WASHINGTON, D.C. – The U.S. Consumer Product Safety Commission (CPSC) approved a new federal mandatory standard to improve the safety of infant bouncer seats and prevent deaths and injuries to babies.
Infant bouncer seats support babies in a reclined position and allow them to bounce. This durable infant product is intended for infants up to 6 months old who have not developed the ability to sit up unassisted.
The new federal standard is based on the existing voluntary standard, ASTM F2167-17. The ASTM standard improved the requirements for stability to address tip-over incidents and for the battery compartment to address incidents involving battery leakage, corrosion, and overheating.
The Commission’s more stringent requirements are intended to further reduce the risk of serious head injuries associated with falls from elevated surfaces, such as tables and counter tops. The mandatory standard will make fall hazard warnings more visible to caregivers, by requiring the label to be placed on the front of the bouncer seat near the baby’s head and shoulders. Caregivers are also instructed to use restraints even if a baby falls asleep in the bouncer, which is a likely occurrence. More on the new mandatory standard can be found here.
Between January 1, 2006 and July 6, 2016, there were 347 incidents involving bouncer seats reported to CPSC, including 12 fatalities and 54 injuries. The major cause of reported fatalities was suffocation resulting from unrestrained babies turning over in a bouncer or bouncers tipping over on soft surfaces (e.g., mattresses and comforters) when bouncer is placed on adult beds and cribs. Additionally, the National Electronic Injury Surveillance System demonstrates 874 incidents involving bouncer seats from January 1, 2006 to December 31, 2015. The hazard patterns related to these incidents (485 of the 874) were mainly due to infants falling while in bouncers or from a bouncer placed in hazardous locations, such as kitchen countertops, tables and other elevated surfaces. Falls resulted in concussions and skull fracture to babies. These types of injuries can lead to brain damage and long-lasting health effects.

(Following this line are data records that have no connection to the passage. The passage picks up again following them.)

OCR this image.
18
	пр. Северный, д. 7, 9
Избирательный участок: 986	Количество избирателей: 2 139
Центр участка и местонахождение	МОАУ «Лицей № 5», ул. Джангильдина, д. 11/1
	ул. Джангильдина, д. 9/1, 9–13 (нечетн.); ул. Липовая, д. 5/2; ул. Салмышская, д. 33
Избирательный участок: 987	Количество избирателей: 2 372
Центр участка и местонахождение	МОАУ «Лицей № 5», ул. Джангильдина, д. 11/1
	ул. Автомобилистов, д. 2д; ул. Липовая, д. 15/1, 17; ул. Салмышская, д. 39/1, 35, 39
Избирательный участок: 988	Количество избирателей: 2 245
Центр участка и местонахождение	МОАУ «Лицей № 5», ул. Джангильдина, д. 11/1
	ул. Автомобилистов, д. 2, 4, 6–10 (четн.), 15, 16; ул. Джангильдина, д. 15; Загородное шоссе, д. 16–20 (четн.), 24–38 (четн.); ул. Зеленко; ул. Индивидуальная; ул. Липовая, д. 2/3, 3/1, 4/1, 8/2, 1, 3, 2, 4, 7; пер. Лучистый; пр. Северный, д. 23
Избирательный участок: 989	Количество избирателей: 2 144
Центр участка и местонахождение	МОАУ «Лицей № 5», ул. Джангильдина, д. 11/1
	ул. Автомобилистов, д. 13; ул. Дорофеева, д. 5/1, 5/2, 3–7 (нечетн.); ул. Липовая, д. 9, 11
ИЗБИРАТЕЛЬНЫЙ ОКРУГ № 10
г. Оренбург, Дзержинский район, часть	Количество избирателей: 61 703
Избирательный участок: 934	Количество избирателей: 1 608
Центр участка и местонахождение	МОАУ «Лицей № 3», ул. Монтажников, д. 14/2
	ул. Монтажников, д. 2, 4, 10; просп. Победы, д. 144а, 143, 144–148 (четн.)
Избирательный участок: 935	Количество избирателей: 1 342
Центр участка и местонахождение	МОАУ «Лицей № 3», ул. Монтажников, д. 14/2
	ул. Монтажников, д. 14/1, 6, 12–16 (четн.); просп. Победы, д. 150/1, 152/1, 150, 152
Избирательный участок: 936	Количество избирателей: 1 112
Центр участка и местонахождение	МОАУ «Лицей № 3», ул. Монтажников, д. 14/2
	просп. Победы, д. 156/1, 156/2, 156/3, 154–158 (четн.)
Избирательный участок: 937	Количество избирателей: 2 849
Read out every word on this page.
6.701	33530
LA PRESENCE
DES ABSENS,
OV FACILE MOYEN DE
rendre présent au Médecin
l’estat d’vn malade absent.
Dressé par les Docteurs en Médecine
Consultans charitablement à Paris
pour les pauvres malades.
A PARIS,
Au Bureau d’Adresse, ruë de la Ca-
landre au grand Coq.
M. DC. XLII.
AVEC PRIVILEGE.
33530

CPSC recommends the following tips to parents and caregivers when using an infant bouncer seat:
- Always use the bouncer on the floor, never on a countertop, table or other elevated surface.
- Never place the bouncer on a bed, sofa, or other soft surface because babies have suffocated when bouncers tipped over onto soft surfaces.
- Always use restraints and adjust restraints to fit snugly, even if baby falls asleep.
- Stay near and watch the baby during use.
- Stop using the bouncer when a child is able to sit up on his/her own or the baby reaches 20 lbs. or the manufacturer’s recommended maximum weight.
The Commission is required by The Danny Keysar Child Product Safety Notification Act, Section 104(b) of the Consumer Product Safety Improvement Act of 2008 (CPSIA), to issue consumer product safety standards for durable infant and toddler products. In the past seven years, the Commission has approved new federal safety standards for durable infant or toddler products, including full-size cribs, non-full-size cribs, play yards, baby walkers, baby bath seats, children’s portable bed rails, strollers, toddler beds, infant swings, handheld infant carriers, soft infant carriers, framed infant carriers, bassinets, cradles, portable hook-on chairs and infant slings.
The Commission voted 3-2 in favor of the new standard on September 1, 2017. Acting Chairman Buerkle and Commissioner Mohorovic voted to incorporate ASTM F2167-17 by reference.
The CPSC has proposed that the rule become effective 6 months after the publication of a final rule in the Federal Register.
The U.S. Consumer Product Safety Commission (CPSC) is charged with protecting the public from unreasonable risks of injury or death associated with the use of thousands of types of consumer products. Deaths, injuries, and property damage from consumer product incidents cost the nation more than $1 trillion annually. CPSC’s work to ensure the safety of consumer products has contributed to a decline in the rate of deaths and injuries associated with consumer products over the past 40 years.